You can see this visually: The more the dots align along an imaginary diagonal from bottom-left to top-right, the more the margins are correlated. That’s obvious in 2016, and a bit less so in 2020.
Compare that with the increasing alignment of Senate votes with presidential ones. Again, these are not all Senate races from the presidential election years themselves. But the correlation between the two results has grown significantly.

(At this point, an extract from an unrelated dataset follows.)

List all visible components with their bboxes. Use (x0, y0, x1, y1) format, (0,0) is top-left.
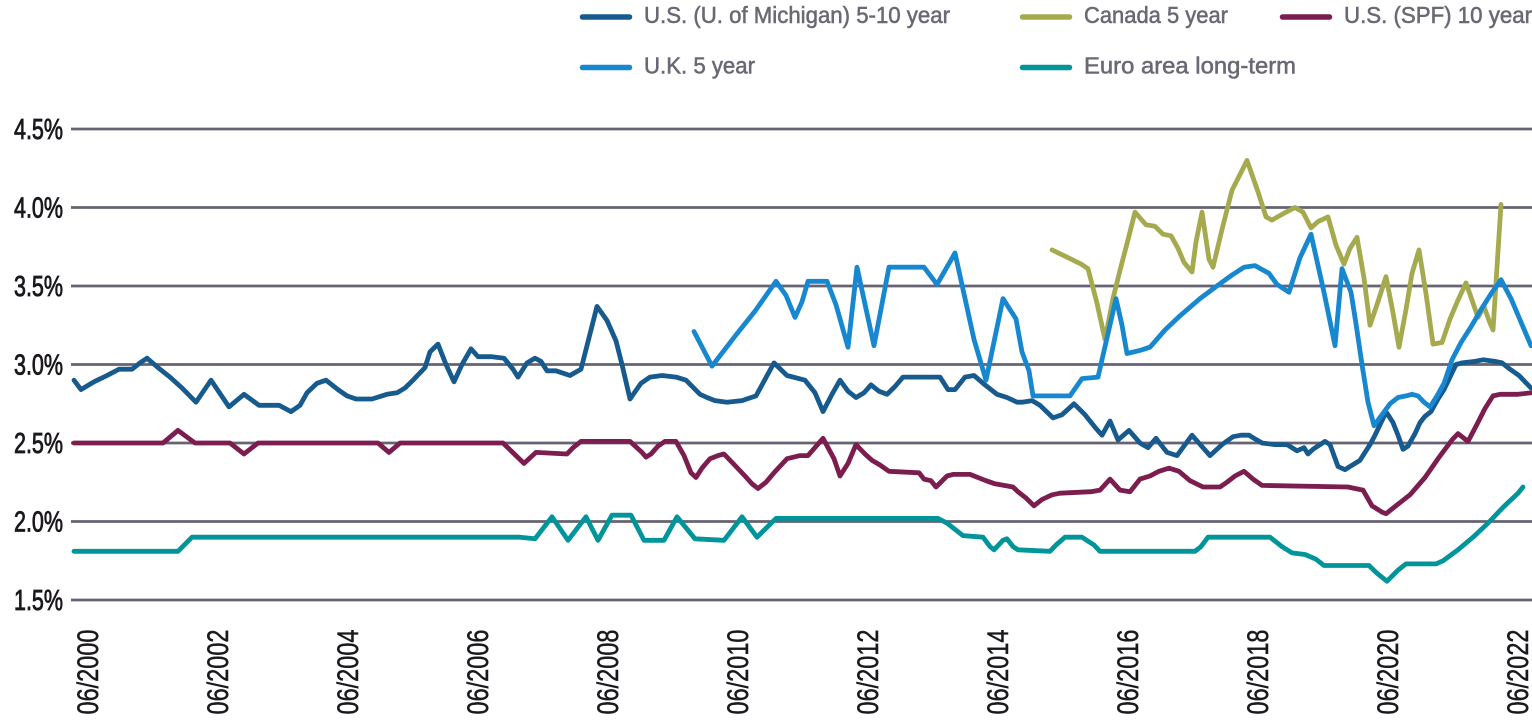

Why the difference? Presumably in large part because voters are still able to separate gubernatorial races from national politics. When you’re voting for president, you’re voting for the leader of the country; when you’re voting for a senator, you’re voting to increase your party’s position in a significant legislative body. When you’re voting for governor, the stakes are high but different. We nonetheless still see gubernatorial results aligning with Senate ones, a mark of the increased nationalization of politics.
There are two questions that the results in Georgia might address.
The first is the extent to which Kemp will benefit from sympathetic Democratic voters. The Journal-Constitution poll found that Republican Secretary of State Brad Raffensperger, the primary target of Trump, was getting 16 percent of the Democratic vote in that race.
The second, and more important, is the extent to which Republican partisans line up behind Walker simply to increase the GOP’s chances of taking over the Senate despite his well-documented political shortcomings. Should the results in Georgia align by party — Kemp wins by a similar amount as Walker, for example — it could hint at the further erosion of split-ticket voting in the United States. It could also just be a side effect of a strong Republican year.
Governors still can win even as their states elect senators of the other party. But the trendline is not toward that happening more often.